With millions of people infected with the HIV virus world-wide, a cure has yet to be found. The reason why vaccines and drugs are so hard to develop for this virus relates to both mutation and latency of the virus.
When humans make copies of our DNA during reproduction, it’s reproduced with very high fidelity, where there’s one mistake made for every billion events. However, the HIV genome isn’t made from DNA, it’s made from RNA. And the enzyme that converts the RNA to DNA and then inserts it into a cell makes between one and 10 mistakes every time it copies itself.
So, when people have an active HIV infection, where they have millions of viruses for every milliliter of blood in their body, none of those viruses are the same. They are all different and they all have different changes in them.
What commonly happens with current vaccines and drugs is they work against, or kill, the original virus, but there are mutants that will be resistant and grow to repopulate the person.
Latency is also an issue. “And what happens here is when HIV infects someone, it makes a copy of its DNA and inserts into the white blood cells,” says Dr. Martin Schiller, Executive Director of the Nevada Institute of Personalized Medicine at the Univ. of Nevada, Las Vegas. ”And it puts its DNA into the white blood cell DNA so it becomes part of it.”
For example, if there is a drug that prevents the virus from being made, those cells could be stopped from making virus, but the blueprint to make the virus is still left in those cells forever. There is no known way to get rid of the virus. And as soon as drug regimens are stopped, the virus will come back and start reproducing from the blueprint.
In essence, you can’t cure HIV at the moment because it becomes part of a person.
Yet, this sad reality may be changed in the near future thanks to researchers with the Nevada Institute of Personalized Medicine at the Univ. of Nevada, Las Vegas, who have engineered a new protein believed to be a future HIV cure that tackles both issues noted above.
The protein, called HT-TALENs (short for HIV-targeted transcription activator-like effector nucleases), addresses both mutations and latency, and was developed by altering a commonly used plant pathogen protein. It uses a newly developed gene-editing technique to rid the body’s cells of HIV before it has a chance to multiply and possibly develop into AIDS.
“We took a large number of viruses and we got the sequencing, the equivalent of a computer code,” says Schiller. “And then we lined them all up and identified places in the virus that, even though it’s mutating, there are a few places that don’t change, because they are absolutely needed for the virus to reproduce.”
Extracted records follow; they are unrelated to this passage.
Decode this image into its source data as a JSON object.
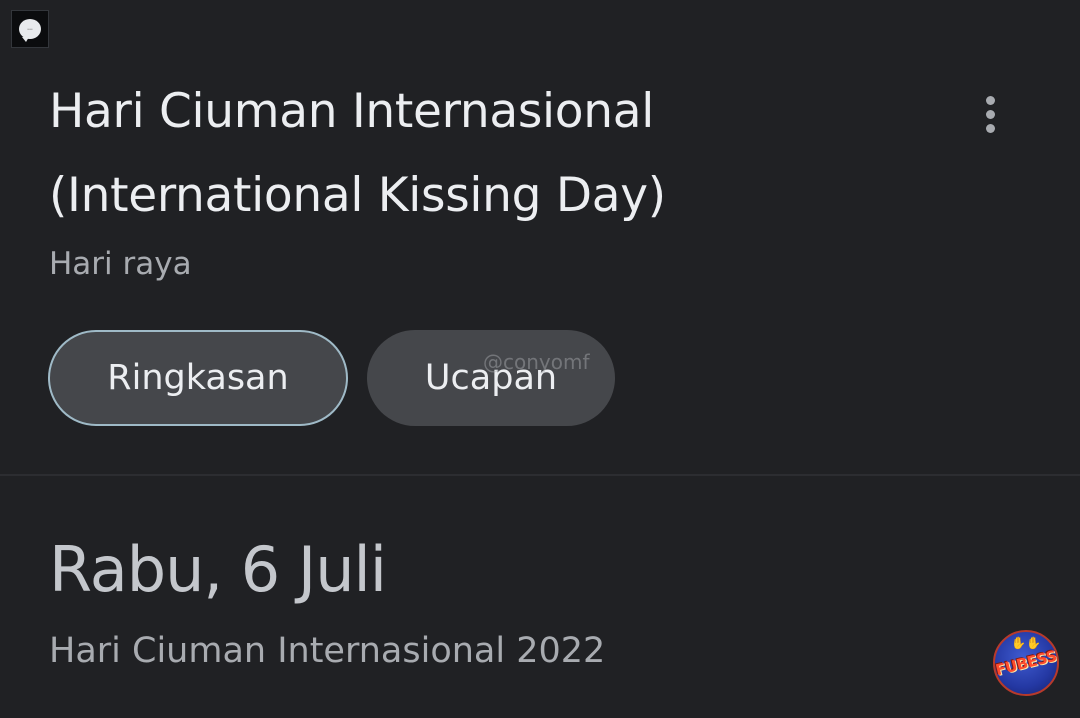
{
  "header": {
    "title_line1": "Hari Ciuman Internasional",
    "title_line2": "(International Kissing Day)",
    "category": "Hari raya"
  },
  "menu": {
    "icon": "more-vert-icon"
  },
  "tabs": [
    {
      "label": "Ringkasan",
      "selected": true
    },
    {
      "label": "Ucapan",
      "selected": false
    }
  ],
  "watermark": {
    "text": "@conyomf"
  },
  "event": {
    "date": "Rabu, 6 Juli",
    "name": "Hari Ciuman Internasional 2022"
  },
  "logo": {
    "text": "FUBESS"
  },
  "colors": {
    "background": "#202124",
    "chip": "#45474b",
    "chip_selected_border": "#9fbac7",
    "text_primary": "#eceef1",
    "text_secondary": "#a8abb0"
  }
}
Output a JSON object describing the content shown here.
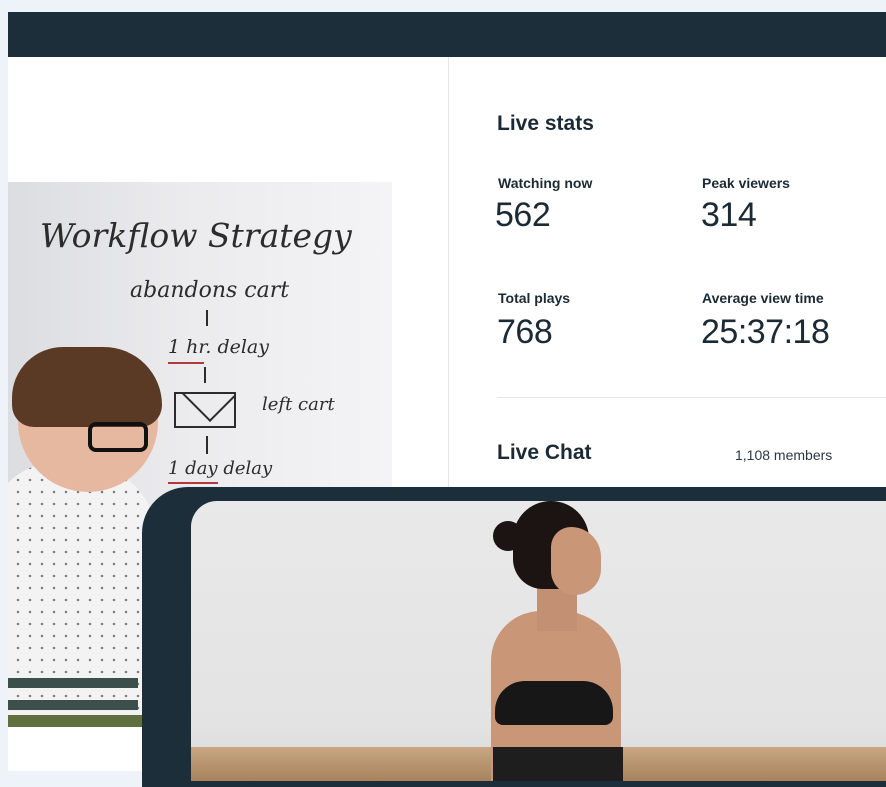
{
  "live_stats": {
    "title": "Live stats",
    "items": [
      {
        "label": "Watching now",
        "value": "562"
      },
      {
        "label": "Peak viewers",
        "value": "314"
      },
      {
        "label": "Total plays",
        "value": "768"
      },
      {
        "label": "Average view time",
        "value": "25:37:18"
      }
    ]
  },
  "live_chat": {
    "title": "Live Chat",
    "members": "1,108 members"
  },
  "whiteboard": {
    "line1": "Workflow Strategy",
    "line2": "abandons cart",
    "line3": "1 hr. delay",
    "line4": "left cart",
    "line5": "1 day delay"
  },
  "colors": {
    "navy": "#1c2e3a",
    "text": "#1b2a35",
    "background": "#edf3f8"
  }
}
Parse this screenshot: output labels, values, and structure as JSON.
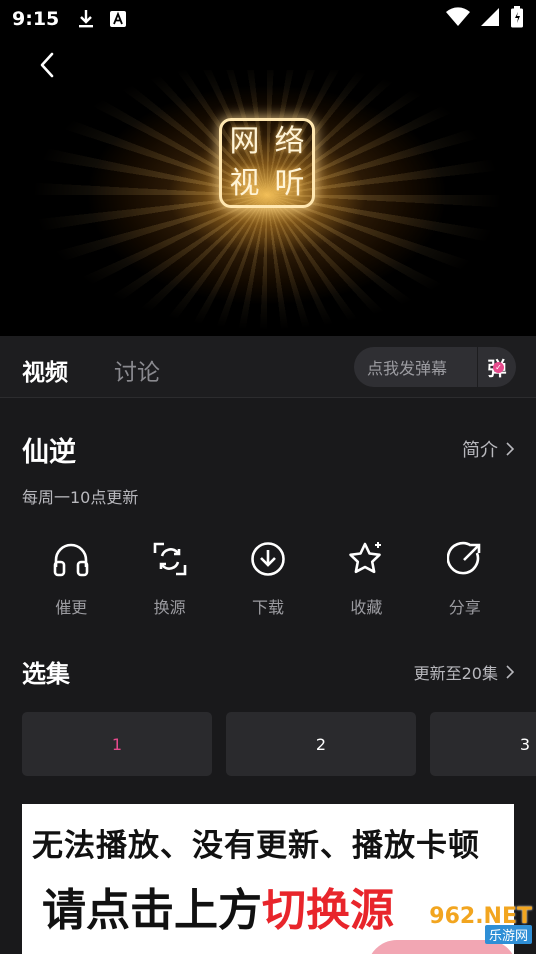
{
  "status_bar": {
    "time": "9:15",
    "left_icons": [
      "download-icon",
      "a-notification-icon"
    ],
    "right_icons": [
      "wifi-icon",
      "signal-icon",
      "battery-icon"
    ]
  },
  "player": {
    "logo_chars": [
      "网",
      "络",
      "视",
      "听"
    ]
  },
  "tabs": [
    {
      "label": "视频",
      "active": true
    },
    {
      "label": "讨论",
      "active": false
    }
  ],
  "danmaku": {
    "placeholder": "点我发弹幕",
    "button_label": "弹"
  },
  "show": {
    "title": "仙逆",
    "intro_label": "简介",
    "schedule": "每周一10点更新"
  },
  "actions": [
    {
      "label": "催更",
      "icon": "headphones-icon"
    },
    {
      "label": "换源",
      "icon": "switch-source-icon"
    },
    {
      "label": "下载",
      "icon": "download-circle-icon"
    },
    {
      "label": "收藏",
      "icon": "star-icon"
    },
    {
      "label": "分享",
      "icon": "share-icon"
    }
  ],
  "episodes_section": {
    "title": "选集",
    "update_label": "更新至20集",
    "episodes": [
      "1",
      "2",
      "3"
    ],
    "selected": "1"
  },
  "banner": {
    "line1": "无法播放、没有更新、播放卡顿",
    "line2_prefix": "请点击上方",
    "line2_highlight": "切换源"
  },
  "watermark": {
    "number": "962.NET",
    "site": "乐游网"
  },
  "colors": {
    "background": "#19191b",
    "accent_pink": "#e64a8c",
    "highlight_red": "#e8252b",
    "muted_text": "#9b9ba0"
  }
}
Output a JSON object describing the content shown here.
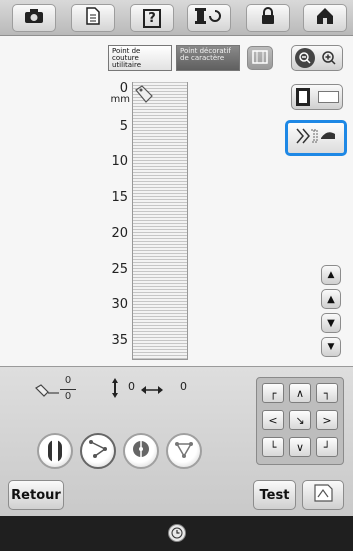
{
  "toolbar": {
    "icons": [
      "camera-icon",
      "page-icon",
      "help-icon",
      "thread-icon",
      "lock-icon",
      "home-icon"
    ],
    "help_text": "?"
  },
  "tabs": {
    "utility": "Point de couture utilitaire",
    "decorative": "Point décoratif de caractère"
  },
  "ruler": {
    "unit": "mm",
    "marks": [
      "0",
      "5",
      "10",
      "15",
      "20",
      "25",
      "30",
      "35"
    ]
  },
  "settings": {
    "length_top": "0",
    "length_bottom": "0",
    "vertical_value": "0",
    "horizontal_value": "0"
  },
  "buttons": {
    "back": "Retour",
    "test": "Test"
  },
  "colors": {
    "highlight": "#1e88e5"
  }
}
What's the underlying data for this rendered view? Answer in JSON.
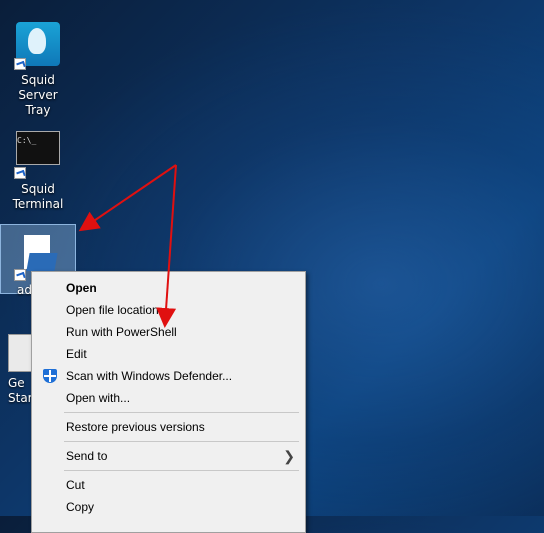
{
  "desktop": {
    "icons": [
      {
        "label_line1": "Squid Server",
        "label_line2": "Tray"
      },
      {
        "label_line1": "Squid",
        "label_line2": "Terminal"
      },
      {
        "label_line1": "ad",
        "label_line2": ""
      },
      {
        "label_line1": "Ge",
        "label_line2": "Star"
      }
    ],
    "terminal_icon_text": "C:\\_"
  },
  "context_menu": {
    "items": [
      {
        "label": "Open"
      },
      {
        "label": "Open file location"
      },
      {
        "label": "Run with PowerShell"
      },
      {
        "label": "Edit"
      },
      {
        "label": "Scan with Windows Defender..."
      },
      {
        "label": "Open with..."
      },
      {
        "label": "Restore previous versions"
      },
      {
        "label": "Send to"
      },
      {
        "label": "Cut"
      },
      {
        "label": "Copy"
      }
    ]
  },
  "colors": {
    "annotation_arrow": "#e01010",
    "defender_blue": "#1e6fd6"
  }
}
Once the team found these sections, they engineered the HT-TALENs protein that binds to that sequence and cut the HIV DNA, but not any of the human DNA. As a result, when that cut gets fixed, and it leaves a scar, it’s not exactly the same. This means the virus can’t come back and make the cells that have HIV DNA, and they aren’t capable of making the virus anymore.
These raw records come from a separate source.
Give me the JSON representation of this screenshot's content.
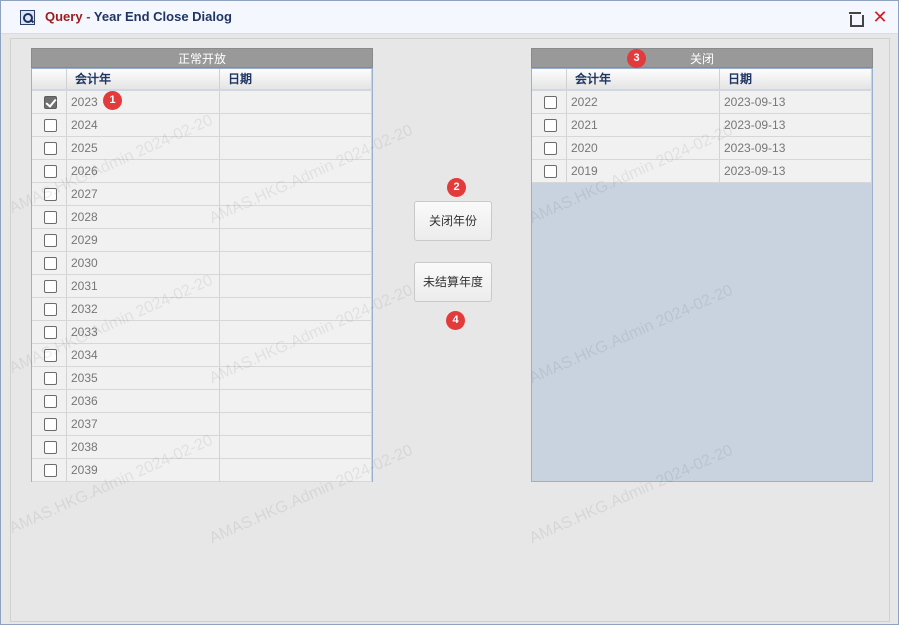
{
  "window": {
    "title_query": "Query",
    "title_sep": " - ",
    "title_main": "Year End Close Dialog",
    "close_glyph": "✕"
  },
  "left": {
    "header": "正常开放",
    "columns": [
      "会计年",
      "日期"
    ],
    "rows": [
      {
        "year": "2023",
        "date": "",
        "checked": true
      },
      {
        "year": "2024",
        "date": ""
      },
      {
        "year": "2025",
        "date": ""
      },
      {
        "year": "2026",
        "date": ""
      },
      {
        "year": "2027",
        "date": ""
      },
      {
        "year": "2028",
        "date": ""
      },
      {
        "year": "2029",
        "date": ""
      },
      {
        "year": "2030",
        "date": ""
      },
      {
        "year": "2031",
        "date": ""
      },
      {
        "year": "2032",
        "date": ""
      },
      {
        "year": "2033",
        "date": ""
      },
      {
        "year": "2034",
        "date": ""
      },
      {
        "year": "2035",
        "date": ""
      },
      {
        "year": "2036",
        "date": ""
      },
      {
        "year": "2037",
        "date": ""
      },
      {
        "year": "2038",
        "date": ""
      },
      {
        "year": "2039",
        "date": ""
      }
    ]
  },
  "right": {
    "header": "关闭",
    "columns": [
      "会计年",
      "日期"
    ],
    "rows": [
      {
        "year": "2022",
        "date": "2023-09-13"
      },
      {
        "year": "2021",
        "date": "2023-09-13"
      },
      {
        "year": "2020",
        "date": "2023-09-13"
      },
      {
        "year": "2019",
        "date": "2023-09-13"
      }
    ]
  },
  "buttons": {
    "close_year": "关闭年份",
    "unclosed_year": "未结算年度"
  },
  "badges": {
    "b1": "1",
    "b2": "2",
    "b3": "3",
    "b4": "4"
  },
  "watermark": "AMAS.HKG.Admin 2024-02-20"
}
And while existing drugs stop the virus from reproducing, they don’t rid the body of the virus DNA. “This protein is getting after the root cause of the disease,” says Schiller. “We are going after the actual DNA copy, and hopefully stopping virus replication in its tracks.”
Results and the future
So far the researchers have only produced results in Petri dishes. But what they have been able to show thus far is when they introduce their protein into cells in a Petri dish that are infected with live HIV, the HT-TALENs damage the HIV DNA and stop viral production.
“In our studies thus far, 60% of the cells making the protein damage the viral DNA,” says Schiller. “And the protein is killing the HIV and preventing it from making new viruses.”
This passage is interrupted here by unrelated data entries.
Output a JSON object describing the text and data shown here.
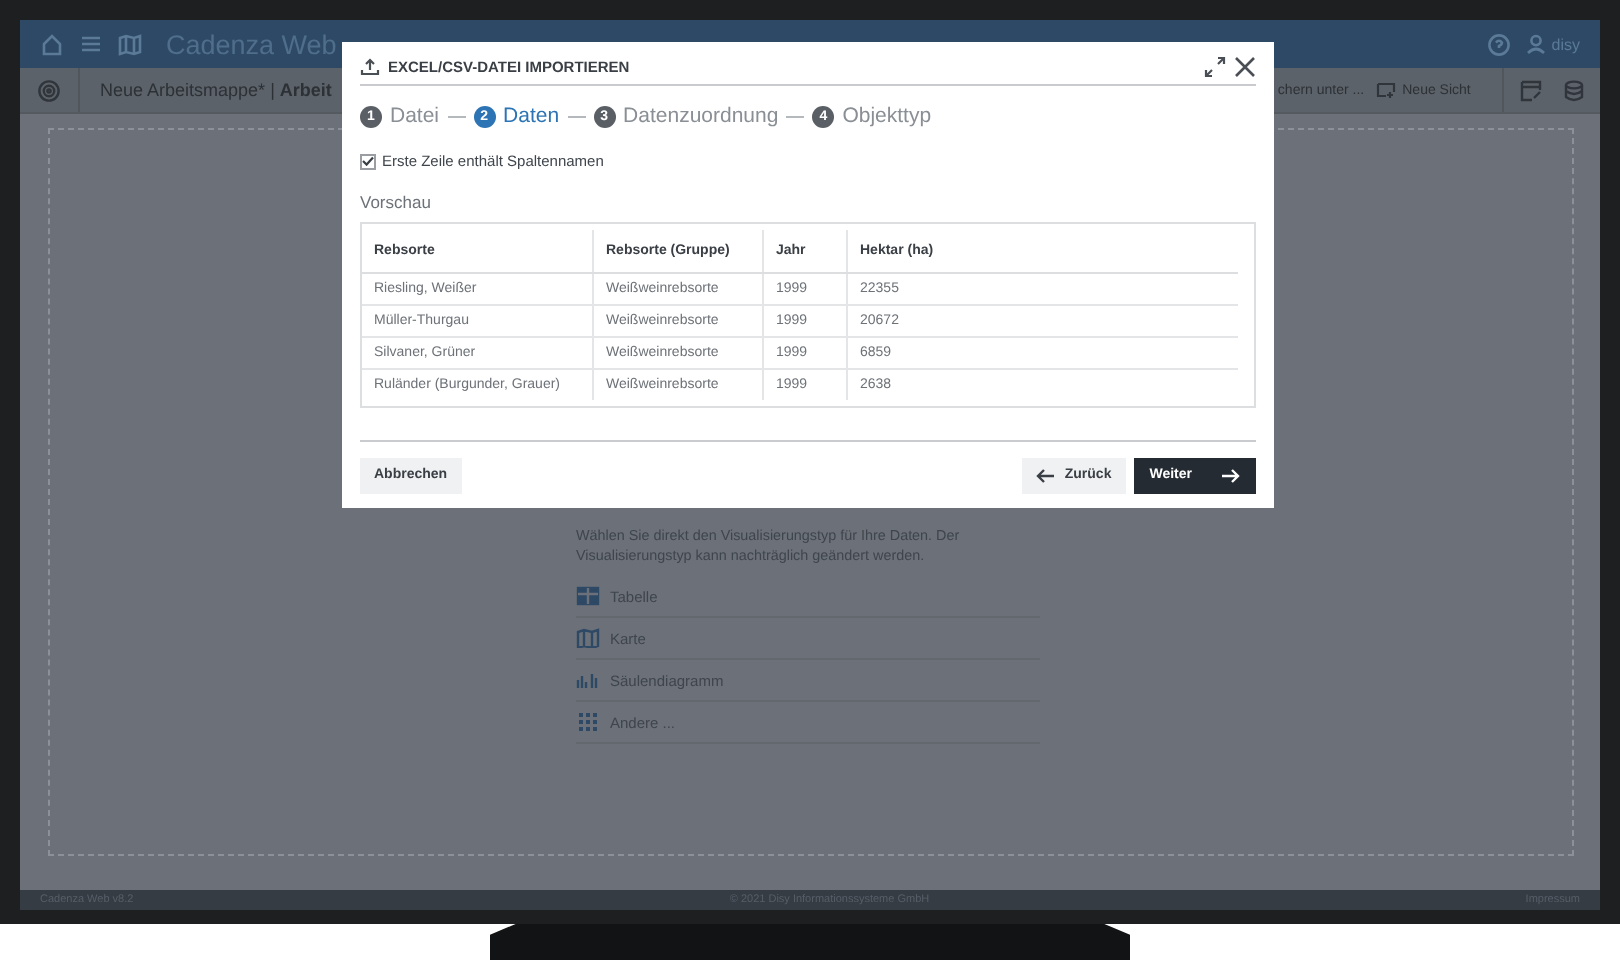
{
  "app": {
    "title": "Cadenza Web",
    "user": "disy"
  },
  "toolbar": {
    "workbook": "Neue Arbeitsmappe*",
    "separator": "|",
    "sheet": "Arbeit",
    "save_as": "chern unter ...",
    "new_view": "Neue Sicht"
  },
  "panel": {
    "description": "Wählen Sie direkt den Visualisierungstyp für Ihre Daten. Der Visualisierungstyp kann nachträglich geändert werden.",
    "options": [
      {
        "kind": "table",
        "label": "Tabelle"
      },
      {
        "kind": "map",
        "label": "Karte"
      },
      {
        "kind": "bars",
        "label": "Säulendiagramm"
      },
      {
        "kind": "grid",
        "label": "Andere ..."
      }
    ]
  },
  "dialog": {
    "title": "EXCEL/CSV-DATEI IMPORTIEREN",
    "steps": [
      {
        "number": "1",
        "label": "Datei",
        "selected": false
      },
      {
        "number": "2",
        "label": "Daten",
        "selected": true
      },
      {
        "number": "3",
        "label": "Datenzuordnung",
        "selected": false
      },
      {
        "number": "4",
        "label": "Objekttyp",
        "selected": false
      }
    ],
    "header_option": {
      "label": "Erste Zeile enthält Spaltennamen",
      "checked": true
    },
    "preview_label": "Vorschau",
    "table": {
      "columns": [
        "Rebsorte",
        "Rebsorte (Gruppe)",
        "Jahr",
        "Hektar (ha)"
      ],
      "rows": [
        [
          "Riesling, Weißer",
          "Weißweinrebsorte",
          "1999",
          "22355"
        ],
        [
          "Müller-Thurgau",
          "Weißweinrebsorte",
          "1999",
          "20672"
        ],
        [
          "Silvaner, Grüner",
          "Weißweinrebsorte",
          "1999",
          "6859"
        ],
        [
          "Ruländer (Burgunder, Grauer)",
          "Weißweinrebsorte",
          "1999",
          "2638"
        ]
      ]
    },
    "buttons": {
      "cancel": "Abbrechen",
      "back": "Zurück",
      "next": "Weiter"
    }
  },
  "footer": {
    "version": "Cadenza Web v8.2",
    "copyright": "© 2021 Disy Informationssysteme GmbH",
    "link": "Impressum"
  }
}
“With our efficiency of damaging at 60%, we have some new developments where we think we can get that number much higher,” says Schiller. “And we have reason to believe this shouldn’t be difficult.”
The team has already made some new mutant forms of HT-TALENs that Schiller claims should have higher efficiency. “Actually we are starting testing of these new mutants next week,” says Schiller. “And what we are doing is moving the protein into a cold virus, so that when this virus is delivered to a person infected with HIV, they might get a cold, but on top of that they are going to get these proteins and they are going to start removing the HIV copies from the cells and the blood.” And this will be the team’s delivery system of the protein.
The team is currently awaiting patent approval and have started on the next phase of testing through a partnership with Brigham Young Univ.
“These things take a long time,” says Schiller. “And we have to go through testing in mice and then human trials, which is a long process, but we are on the right path.”
An actual time frame for the market use of the protein? Schiller believes if all goes well the best-case scenario is seven years, but it is likely to take longer.
The protein treatment’s success would be a boon emotionally and financially for patients undergoing current HIV drug regimens, which can top $15,000 a year.